ドロップした武器に変化させられるといっても、背中にマウントできるメインウェポンを変更できるだけで、なんでも全て回収してしまえば重さで動けなくなってしまう。
あくまでも最初のミッションは、
“敵がどこにいて”、
“増援が来て”、
“こんな反応をしてくる”、
ということばかりに頭がいって、考えが及ばなかった。
実戦が始まってからレベル表示や、仕様の違いに気づいたのは、リスクでもあったわけだ。
「なあラウル、メビウスに配属されたのはソフィアやマイク
と一緒だったよな、結成時の顔合わせも一緒だったって?」
「そうだけど?」
そう言われると、また都合よく結成時の記憶が入り込んでくる。これは偽物だ、俺の記憶じゃない。
それだけはわかっているが、こういう会話の時は都合がいい。
「そうか、どうやらメビウスっていうのはそれぞれ別の時期、
別の場所でかき集められたようだな。俺の知ってる隊員は
ジェシカ以外ここにはいない」
「そうなのか?」
「ああ、実際に俺と顔を合わせたのは、この基地奪還戦の時
にそれぞれ集まった時だっただろう?」
また記憶がなだれ込んでくる。薄暗い部屋で十数人が集まり、上官から説明を受ける光景だ。
「そうだった。でも、なんでそんな話を?」
「俺が顔合わせの時に、一人雰囲気が違う奴がいたんだ。
俺は正規軍に半年ほど所属していたが、戦場を知っている
ような顔つきだった。でも、話すとおどけているというか、
よく理解しているかはっきりしない感じで…今思うと
ラウル、お前によく似ていたよ」
「え?」
「彼は戦場も経験しているようだった、俺よりも腕は確実に
上だっていうのはわかる。訓練も一緒にしたからな。ただ、
動きが…俺の動きを事前に知っているようなあの動き…
間違いなく経験値が違う」
ニックが話していることは俺にとって重要なことだ。もし、その人物が俺のように『メビウス』に似た世界に迷い込んだプレイヤーだったとしたら?

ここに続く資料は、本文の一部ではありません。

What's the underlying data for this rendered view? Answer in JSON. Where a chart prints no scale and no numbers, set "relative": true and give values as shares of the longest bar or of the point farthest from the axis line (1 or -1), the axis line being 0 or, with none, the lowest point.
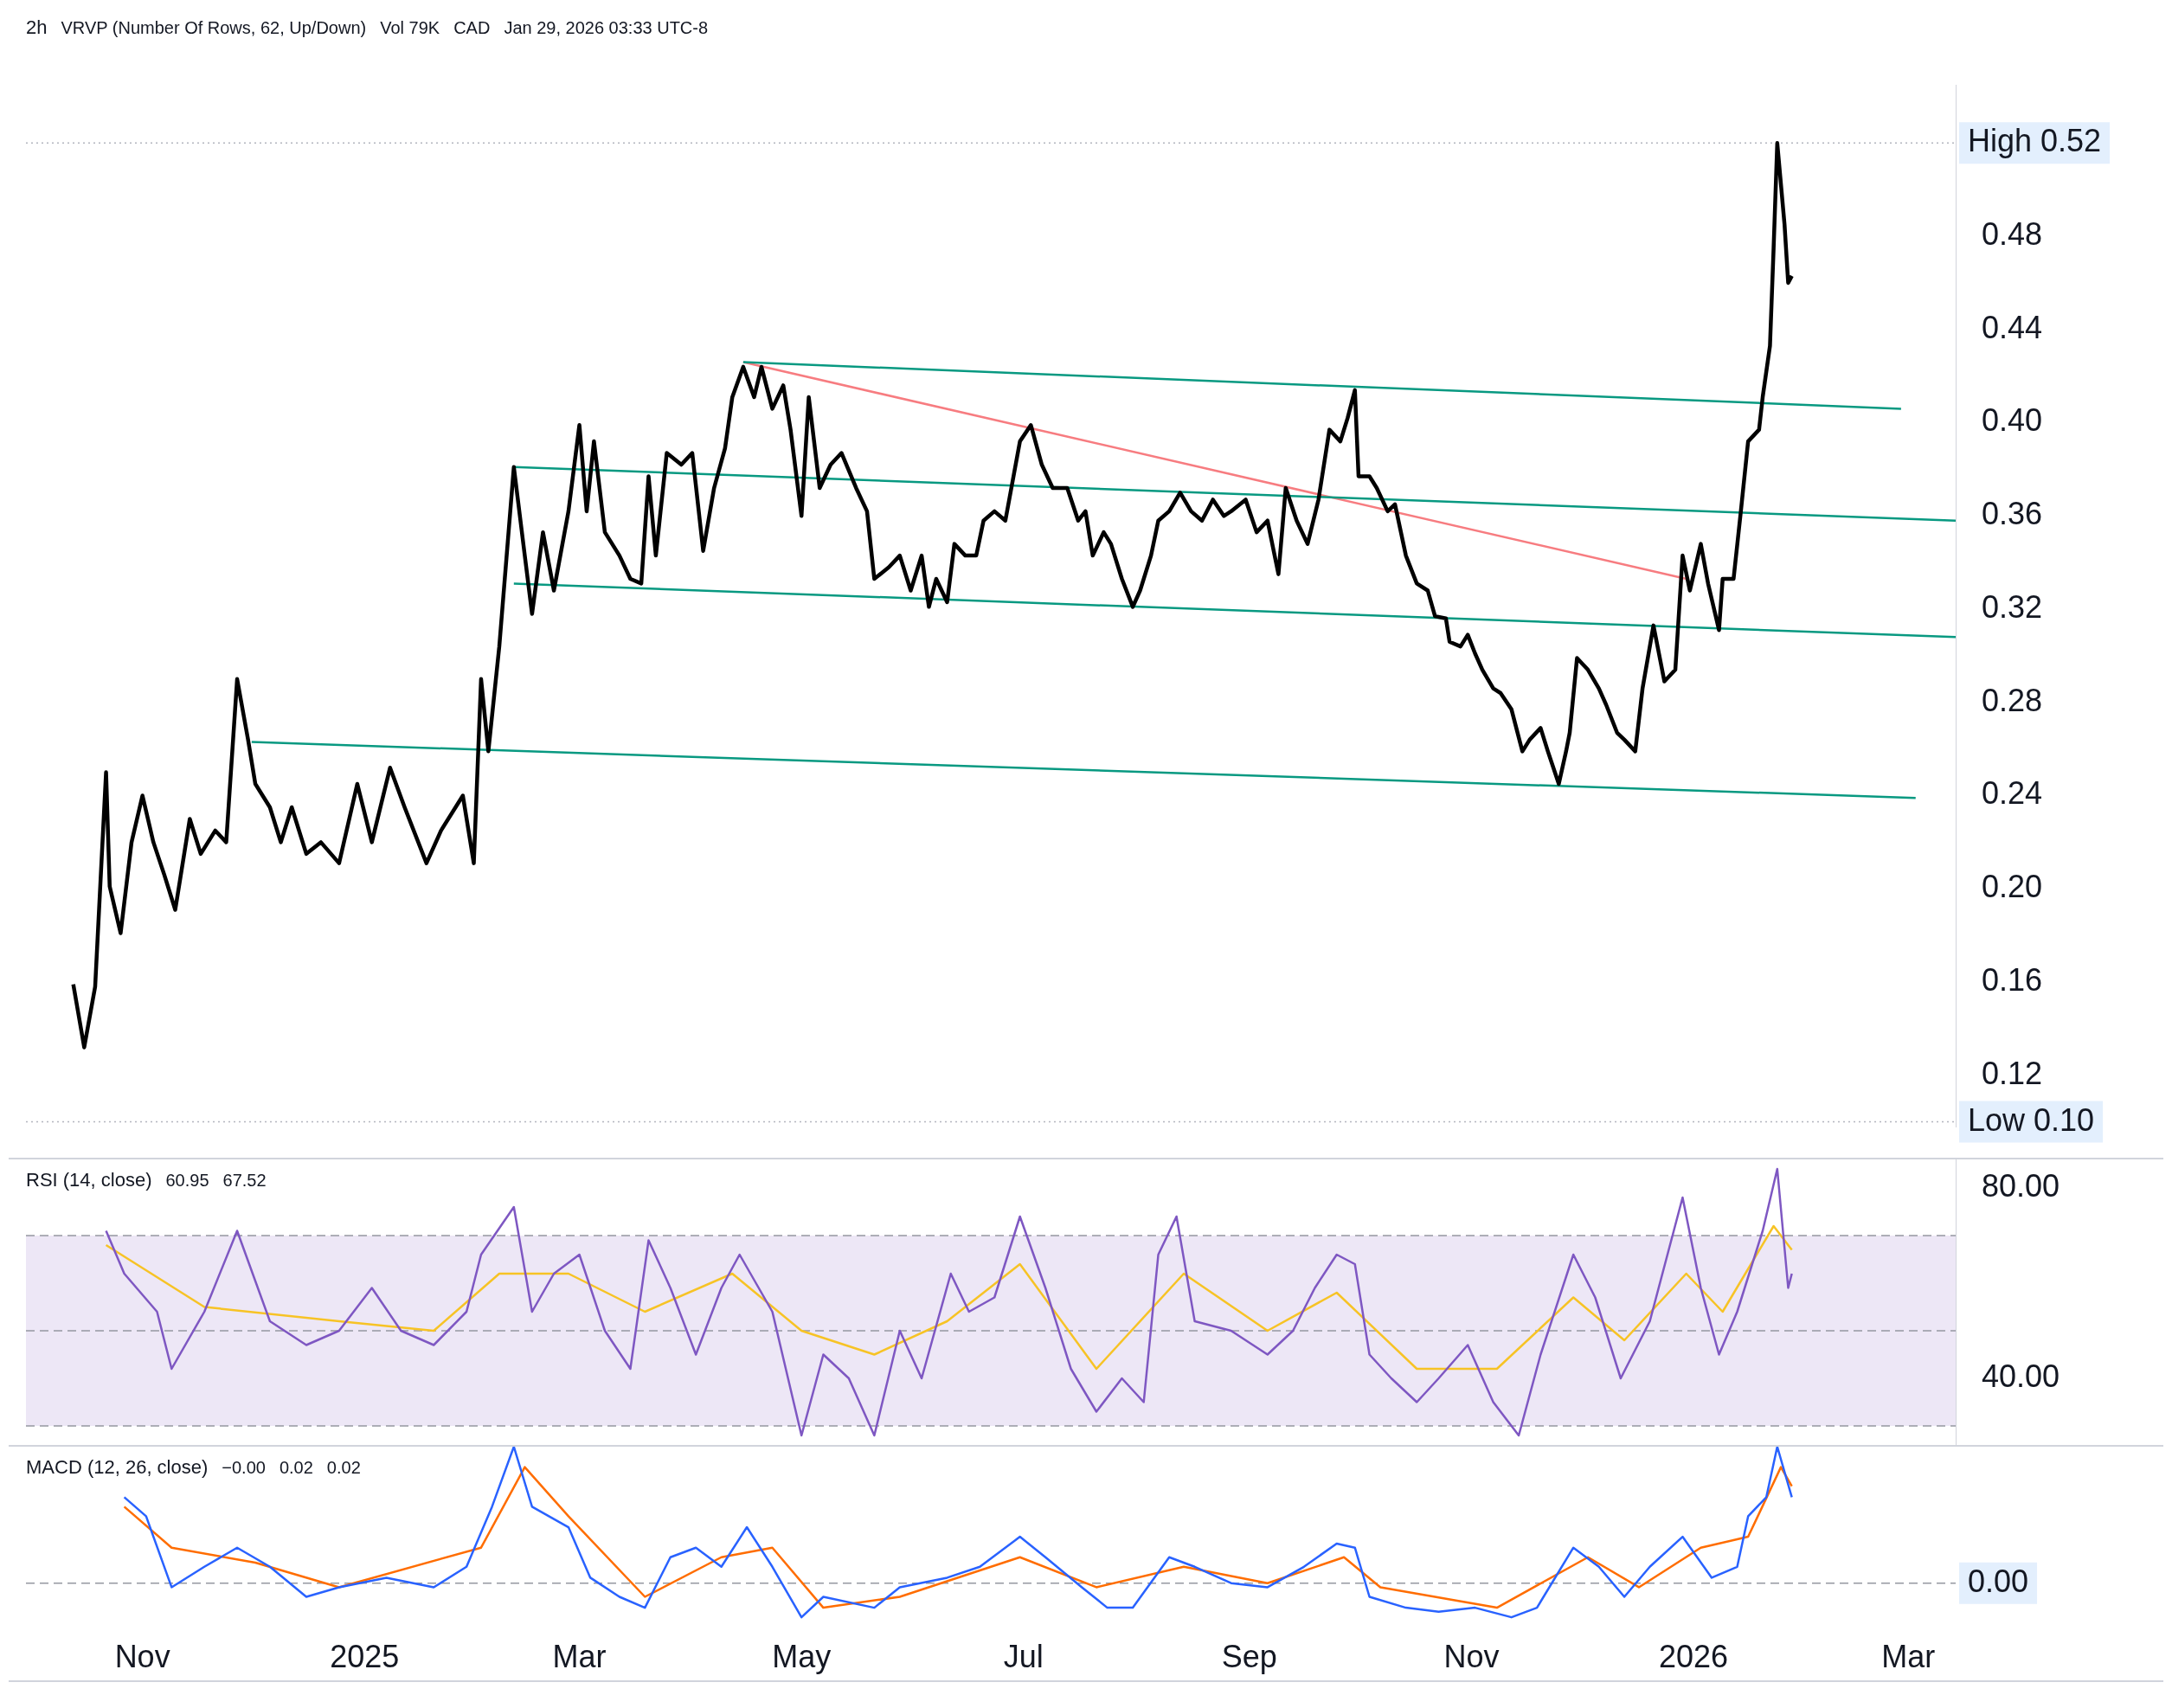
{
  "chart_data": [
    {
      "type": "line",
      "title": "2h",
      "annotations": [
        "VRVP (Number Of Rows, 62, Up/Down)",
        "Vol 79K",
        "CAD",
        "Jan 29, 2026 03:33 UTC-8"
      ],
      "xlim": [
        "2024-09-30",
        "2026-03-14"
      ],
      "ylim": [
        0.098,
        0.545
      ],
      "yticks": [
        {
          "value": 0.12,
          "label": "0.12"
        },
        {
          "value": 0.16,
          "label": "0.16"
        },
        {
          "value": 0.2,
          "label": "0.20"
        },
        {
          "value": 0.24,
          "label": "0.24"
        },
        {
          "value": 0.28,
          "label": "0.28"
        },
        {
          "value": 0.32,
          "label": "0.32"
        },
        {
          "value": 0.36,
          "label": "0.36"
        },
        {
          "value": 0.4,
          "label": "0.40"
        },
        {
          "value": 0.44,
          "label": "0.44"
        },
        {
          "value": 0.48,
          "label": "0.48"
        }
      ],
      "tick_labels": "y",
      "marker": "none",
      "line_style": "solid",
      "ref_lines": [
        {
          "axis": "y",
          "value": 0.52,
          "label": "High 0.52",
          "line_style": "dotted",
          "color": "#b2b5be"
        },
        {
          "axis": "y",
          "value": 0.1,
          "label": "Low 0.10",
          "line_style": "dotted",
          "color": "#b2b5be"
        }
      ],
      "series": [
        {
          "color": "#000000",
          "x": [
            "2024-10-13",
            "2024-10-16",
            "2024-10-19",
            "2024-10-22",
            "2024-10-23",
            "2024-10-26",
            "2024-10-29",
            "2024-11-01",
            "2024-11-04",
            "2024-11-07",
            "2024-11-10",
            "2024-11-14",
            "2024-11-17",
            "2024-11-21",
            "2024-11-24",
            "2024-11-27",
            "2024-11-30",
            "2024-12-02",
            "2024-12-06",
            "2024-12-09",
            "2024-12-12",
            "2024-12-16",
            "2024-12-20",
            "2024-12-25",
            "2024-12-30",
            "2025-01-03",
            "2025-01-08",
            "2025-01-12",
            "2025-01-18",
            "2025-01-22",
            "2025-01-28",
            "2025-01-31",
            "2025-02-02",
            "2025-02-04",
            "2025-02-07",
            "2025-02-11",
            "2025-02-14",
            "2025-02-16",
            "2025-02-19",
            "2025-02-22",
            "2025-02-26",
            "2025-03-01",
            "2025-03-03",
            "2025-03-05",
            "2025-03-08",
            "2025-03-12",
            "2025-03-15",
            "2025-03-18",
            "2025-03-20",
            "2025-03-22",
            "2025-03-25",
            "2025-03-29",
            "2025-04-01",
            "2025-04-04",
            "2025-04-07",
            "2025-04-10",
            "2025-04-12",
            "2025-04-15",
            "2025-04-18",
            "2025-04-20",
            "2025-04-23",
            "2025-04-26",
            "2025-04-28",
            "2025-05-01",
            "2025-05-03",
            "2025-05-06",
            "2025-05-09",
            "2025-05-12",
            "2025-05-16",
            "2025-05-19",
            "2025-05-21",
            "2025-05-25",
            "2025-05-28",
            "2025-05-31",
            "2025-06-03",
            "2025-06-05",
            "2025-06-07",
            "2025-06-10",
            "2025-06-12",
            "2025-06-15",
            "2025-06-18",
            "2025-06-20",
            "2025-06-23",
            "2025-06-26",
            "2025-06-30",
            "2025-07-03",
            "2025-07-06",
            "2025-07-09",
            "2025-07-13",
            "2025-07-16",
            "2025-07-18",
            "2025-07-20",
            "2025-07-23",
            "2025-07-25",
            "2025-07-28",
            "2025-07-31",
            "2025-08-02",
            "2025-08-05",
            "2025-08-07",
            "2025-08-10",
            "2025-08-13",
            "2025-08-16",
            "2025-08-19",
            "2025-08-22",
            "2025-08-25",
            "2025-08-27",
            "2025-08-31",
            "2025-09-03",
            "2025-09-06",
            "2025-09-09",
            "2025-09-11",
            "2025-09-14",
            "2025-09-17",
            "2025-09-20",
            "2025-09-23",
            "2025-09-26",
            "2025-09-28",
            "2025-09-30",
            "2025-10-01",
            "2025-10-04",
            "2025-10-06",
            "2025-10-09",
            "2025-10-11",
            "2025-10-14",
            "2025-10-17",
            "2025-10-20",
            "2025-10-22",
            "2025-10-25",
            "2025-10-26",
            "2025-10-29",
            "2025-10-31",
            "2025-11-02",
            "2025-11-04",
            "2025-11-07",
            "2025-11-09",
            "2025-11-12",
            "2025-11-15",
            "2025-11-17",
            "2025-11-20",
            "2025-11-22",
            "2025-11-25",
            "2025-11-27",
            "2025-11-28",
            "2025-11-30",
            "2025-12-03",
            "2025-12-06",
            "2025-12-08",
            "2025-12-11",
            "2025-12-13",
            "2025-12-16",
            "2025-12-18",
            "2025-12-21",
            "2025-12-24",
            "2025-12-27",
            "2025-12-29",
            "2025-12-31",
            "2026-01-03",
            "2026-01-05",
            "2026-01-08",
            "2026-01-09",
            "2026-01-12",
            "2026-01-14",
            "2026-01-16",
            "2026-01-19",
            "2026-01-20",
            "2026-01-22",
            "2026-01-23",
            "2026-01-24",
            "2026-01-26",
            "2026-01-27",
            "2026-01-28"
          ],
          "values": [
            0.159,
            0.132,
            0.158,
            0.25,
            0.201,
            0.181,
            0.22,
            0.24,
            0.22,
            0.206,
            0.191,
            0.23,
            0.215,
            0.225,
            0.22,
            0.29,
            0.264,
            0.245,
            0.235,
            0.22,
            0.235,
            0.215,
            0.22,
            0.211,
            0.245,
            0.22,
            0.252,
            0.235,
            0.211,
            0.225,
            0.24,
            0.211,
            0.29,
            0.259,
            0.304,
            0.381,
            0.343,
            0.318,
            0.353,
            0.328,
            0.362,
            0.399,
            0.362,
            0.392,
            0.353,
            0.343,
            0.333,
            0.331,
            0.377,
            0.343,
            0.387,
            0.382,
            0.387,
            0.345,
            0.372,
            0.389,
            0.411,
            0.424,
            0.411,
            0.424,
            0.406,
            0.416,
            0.397,
            0.36,
            0.411,
            0.372,
            0.382,
            0.387,
            0.372,
            0.362,
            0.333,
            0.338,
            0.343,
            0.328,
            0.343,
            0.321,
            0.333,
            0.323,
            0.348,
            0.343,
            0.343,
            0.358,
            0.362,
            0.358,
            0.392,
            0.399,
            0.382,
            0.372,
            0.372,
            0.358,
            0.362,
            0.343,
            0.353,
            0.348,
            0.333,
            0.321,
            0.328,
            0.343,
            0.358,
            0.362,
            0.37,
            0.362,
            0.358,
            0.367,
            0.36,
            0.362,
            0.367,
            0.353,
            0.358,
            0.335,
            0.372,
            0.358,
            0.348,
            0.367,
            0.397,
            0.392,
            0.402,
            0.414,
            0.377,
            0.377,
            0.372,
            0.362,
            0.365,
            0.343,
            0.331,
            0.328,
            0.317,
            0.316,
            0.306,
            0.304,
            0.309,
            0.301,
            0.294,
            0.286,
            0.284,
            0.277,
            0.259,
            0.264,
            0.269,
            0.259,
            0.245,
            0.259,
            0.267,
            0.299,
            0.294,
            0.286,
            0.279,
            0.267,
            0.264,
            0.259,
            0.286,
            0.313,
            0.289,
            0.294,
            0.343,
            0.328,
            0.348,
            0.331,
            0.311,
            0.333,
            0.333,
            0.362,
            0.392,
            0.397,
            0.411,
            0.433,
            0.475,
            0.52,
            0.485,
            0.46,
            0.463
          ]
        },
        {
          "color": "#089981",
          "x": [
            "2025-04-15",
            "2026-02-27"
          ],
          "values": [
            0.426,
            0.406
          ]
        },
        {
          "color": "#089981",
          "x": [
            "2025-02-11",
            "2026-03-14"
          ],
          "values": [
            0.381,
            0.358
          ]
        },
        {
          "color": "#089981",
          "x": [
            "2025-02-11",
            "2026-03-14"
          ],
          "values": [
            0.331,
            0.308
          ]
        },
        {
          "color": "#089981",
          "x": [
            "2024-12-01",
            "2026-03-03"
          ],
          "values": [
            0.263,
            0.239
          ]
        },
        {
          "color": "#f77c80",
          "x": [
            "2025-04-15",
            "2025-12-30"
          ],
          "values": [
            0.426,
            0.333
          ]
        }
      ]
    },
    {
      "type": "line",
      "title": "RSI (14, close)",
      "annotations": [
        "60.95",
        "67.52"
      ],
      "xlim": [
        "2024-09-30",
        "2026-03-14"
      ],
      "ylim": [
        26,
        86
      ],
      "yticks": [
        {
          "value": 40,
          "label": "40.00"
        },
        {
          "value": 80,
          "label": "80.00"
        }
      ],
      "tick_labels": "y",
      "marker": "none",
      "line_style": "solid",
      "bands": [
        {
          "axis": "y",
          "from": 30,
          "to": 70,
          "color": "#ede7f6"
        }
      ],
      "ref_lines": [
        {
          "axis": "y",
          "value": 70,
          "line_style": "dashed",
          "color": "#9598a1"
        },
        {
          "axis": "y",
          "value": 50,
          "line_style": "dashed",
          "color": "#9598a1"
        },
        {
          "axis": "y",
          "value": 30,
          "line_style": "dashed",
          "color": "#9598a1"
        }
      ],
      "series": [
        {
          "color": "#7e57c2",
          "x": [
            "2024-10-22",
            "2024-10-27",
            "2024-11-05",
            "2024-11-09",
            "2024-11-18",
            "2024-11-27",
            "2024-12-06",
            "2024-12-16",
            "2024-12-25",
            "2025-01-03",
            "2025-01-11",
            "2025-01-20",
            "2025-01-29",
            "2025-02-02",
            "2025-02-11",
            "2025-02-16",
            "2025-02-22",
            "2025-03-01",
            "2025-03-08",
            "2025-03-15",
            "2025-03-20",
            "2025-03-26",
            "2025-04-02",
            "2025-04-09",
            "2025-04-14",
            "2025-04-23",
            "2025-05-01",
            "2025-05-07",
            "2025-05-14",
            "2025-05-21",
            "2025-05-28",
            "2025-06-03",
            "2025-06-11",
            "2025-06-16",
            "2025-06-23",
            "2025-06-30",
            "2025-07-07",
            "2025-07-14",
            "2025-07-21",
            "2025-07-28",
            "2025-08-03",
            "2025-08-07",
            "2025-08-12",
            "2025-08-17",
            "2025-08-27",
            "2025-09-06",
            "2025-09-13",
            "2025-09-19",
            "2025-09-25",
            "2025-09-30",
            "2025-10-04",
            "2025-10-10",
            "2025-10-17",
            "2025-10-23",
            "2025-10-31",
            "2025-11-07",
            "2025-11-14",
            "2025-11-20",
            "2025-11-29",
            "2025-12-05",
            "2025-12-12",
            "2025-12-20",
            "2025-12-29",
            "2026-01-03",
            "2026-01-08",
            "2026-01-13",
            "2026-01-20",
            "2026-01-24",
            "2026-01-27",
            "2026-01-28"
          ],
          "values": [
            71,
            62,
            54,
            42,
            54,
            71,
            52,
            47,
            50,
            59,
            50,
            47,
            54,
            66,
            76,
            54,
            62,
            66,
            50,
            42,
            69,
            59,
            45,
            59,
            66,
            54,
            28,
            45,
            40,
            28,
            50,
            40,
            62,
            54,
            57,
            74,
            59,
            42,
            33,
            40,
            35,
            66,
            74,
            52,
            50,
            45,
            50,
            59,
            66,
            64,
            45,
            40,
            35,
            40,
            47,
            35,
            28,
            45,
            66,
            57,
            40,
            52,
            78,
            59,
            45,
            54,
            71,
            84,
            59,
            62
          ]
        },
        {
          "color": "#f7c325",
          "x": [
            "2024-10-22",
            "2024-11-18",
            "2024-12-25",
            "2025-01-20",
            "2025-02-07",
            "2025-02-26",
            "2025-03-19",
            "2025-04-12",
            "2025-05-01",
            "2025-05-21",
            "2025-06-10",
            "2025-06-30",
            "2025-07-21",
            "2025-08-14",
            "2025-09-06",
            "2025-09-25",
            "2025-10-17",
            "2025-11-08",
            "2025-11-29",
            "2025-12-13",
            "2025-12-30",
            "2026-01-09",
            "2026-01-23",
            "2026-01-28"
          ],
          "values": [
            68,
            55,
            52,
            50,
            62,
            62,
            54,
            62,
            50,
            45,
            52,
            64,
            42,
            62,
            50,
            58,
            42,
            42,
            57,
            48,
            62,
            54,
            72,
            67
          ]
        }
      ]
    },
    {
      "type": "line",
      "title": "MACD (12, 26, close)",
      "annotations": [
        "−0.00",
        "0.02",
        "0.02"
      ],
      "xlim": [
        "2024-09-30",
        "2026-03-14"
      ],
      "xticks": [
        {
          "value": "2024-11-01",
          "label": "Nov"
        },
        {
          "value": "2025-01-01",
          "label": "2025"
        },
        {
          "value": "2025-03-01",
          "label": "Mar"
        },
        {
          "value": "2025-05-01",
          "label": "May"
        },
        {
          "value": "2025-07-01",
          "label": "Jul"
        },
        {
          "value": "2025-09-01",
          "label": "Sep"
        },
        {
          "value": "2025-11-01",
          "label": "Nov"
        },
        {
          "value": "2026-01-01",
          "label": "2026"
        },
        {
          "value": "2026-03-01",
          "label": "Mar"
        }
      ],
      "relative": true,
      "tick_labels": "x",
      "marker": "none",
      "line_style": "solid",
      "ref_lines": [
        {
          "axis": "y",
          "value": 0,
          "label": "0.00",
          "line_style": "dashed",
          "color": "#9598a1"
        }
      ],
      "series": [
        {
          "color": "#2962ff",
          "x": [
            "2024-10-27",
            "2024-11-02",
            "2024-11-09",
            "2024-11-18",
            "2024-11-27",
            "2024-12-06",
            "2024-12-16",
            "2024-12-25",
            "2025-01-07",
            "2025-01-20",
            "2025-01-29",
            "2025-02-05",
            "2025-02-11",
            "2025-02-16",
            "2025-02-26",
            "2025-03-04",
            "2025-03-12",
            "2025-03-19",
            "2025-03-26",
            "2025-04-02",
            "2025-04-09",
            "2025-04-16",
            "2025-04-23",
            "2025-05-01",
            "2025-05-07",
            "2025-05-21",
            "2025-05-28",
            "2025-06-10",
            "2025-06-19",
            "2025-06-30",
            "2025-07-07",
            "2025-07-17",
            "2025-07-24",
            "2025-07-31",
            "2025-08-10",
            "2025-08-17",
            "2025-08-27",
            "2025-09-06",
            "2025-09-16",
            "2025-09-25",
            "2025-09-30",
            "2025-10-04",
            "2025-10-14",
            "2025-10-23",
            "2025-11-02",
            "2025-11-12",
            "2025-11-19",
            "2025-11-29",
            "2025-12-06",
            "2025-12-13",
            "2025-12-20",
            "2025-12-29",
            "2026-01-06",
            "2026-01-13",
            "2026-01-16",
            "2026-01-21",
            "2026-01-24",
            "2026-01-28"
          ],
          "values": [
            0.63,
            0.49,
            -0.03,
            0.12,
            0.26,
            0.12,
            -0.1,
            -0.03,
            0.04,
            -0.03,
            0.12,
            0.56,
            1,
            0.56,
            0.41,
            0.04,
            -0.1,
            -0.18,
            0.19,
            0.26,
            0.12,
            0.41,
            0.12,
            -0.25,
            -0.1,
            -0.18,
            -0.03,
            0.04,
            0.12,
            0.34,
            0.19,
            -0.03,
            -0.18,
            -0.18,
            0.19,
            0.12,
            0,
            -0.03,
            0.12,
            0.29,
            0.26,
            -0.1,
            -0.18,
            -0.21,
            -0.18,
            -0.25,
            -0.18,
            0.26,
            0.12,
            -0.1,
            0.12,
            0.34,
            0.04,
            0.12,
            0.49,
            0.63,
            1,
            0.63
          ]
        },
        {
          "color": "#ff6d00",
          "x": [
            "2024-10-27",
            "2024-11-09",
            "2024-12-02",
            "2024-12-25",
            "2025-02-02",
            "2025-02-14",
            "2025-02-26",
            "2025-03-19",
            "2025-04-09",
            "2025-04-23",
            "2025-05-07",
            "2025-05-28",
            "2025-06-30",
            "2025-07-21",
            "2025-08-14",
            "2025-09-06",
            "2025-09-27",
            "2025-10-07",
            "2025-11-08",
            "2025-12-03",
            "2025-12-17",
            "2026-01-03",
            "2026-01-16",
            "2026-01-25",
            "2026-01-28"
          ],
          "values": [
            0.56,
            0.26,
            0.15,
            -0.03,
            0.26,
            0.85,
            0.49,
            -0.1,
            0.19,
            0.26,
            -0.18,
            -0.1,
            0.19,
            -0.03,
            0.12,
            0,
            0.19,
            -0.03,
            -0.18,
            0.19,
            -0.03,
            0.26,
            0.34,
            0.85,
            0.71
          ]
        }
      ]
    }
  ]
}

『メビウス』にはそんな入隊時のエピソードはなかった。それでも、俺とは違う異世界の日本から来たプレイヤーかもしれない。そんなアニメは俺も見たことがある。
「その人の名前は?」
「あ?ああ、たしかコードネームはジェイコブ…。腕が上なの
は当然かもな、明らかに俺より年上って顔だったし」
「え、そういえばニックの歳って…?」
「記録にあるだろ?28だ」
「そ、そうか…」
なんて美形の28歳だろう。ニックパイセンと心の中で呼ばせてもらおう。
ニックは自分の作業を終えると、巡回のシフト交代へ向かった。武器のカスタマイズは面白い。組み合わせで変わるステータス、敵との相性や優位性を想像するとワクワクする。
「でも―」
俺、人を撃ち殺したんだよな…。
死体は消えなかったし、任意でできたミッションのリプレイはできない。
この世界はリアルタイムでやり直しがきかないということだ。
「人を撃てる奴は、撃たれる覚悟の―か…」
いつだったか、どこでだったかは思い出せないが、何かのアニメで聞いた言葉を思い出す。
「ねえ、ちょっといい?」
ソフィアが、ちょっとトイレに来いよって目つきで話しかけてくる。彼女は美人でスタイルもいい。
一般人なら俺がトゥンクしてるリナよりも、多くの人が彼女を選ぶくらい、文句なしの女性だ。少なくとも外見は…。
俺から見ても美人には間違いないが、彼女にはよく睨まれる上に、その目つきが恐ろしく怖い。
かといって、手下に「顔はやめてボディにしな」、なんて言うタイプではないだろう。
体育館裏に呼び出して、自らボディブローを仕掛けてくるタイプだと思う。
そして、絶対にそのボディブローは痛いだろう。
特に中年の俺―
―キィィィィィィン!―
また…金切り音。とっさに頭を押さえる。痛みはないが、この音はうざったい。
「ちょっと、どうしたの?まだ何もしてないのに!?」
え、“まだ”って言いました?姐さん…。
「カスタマイズにすっかり夢中になっちゃったよ、ごめん。
で…何の話?」
「こっちに来て」
ああ、やっぱトイレじゃなくて体育館裏の方か…何の呼び出しだろう。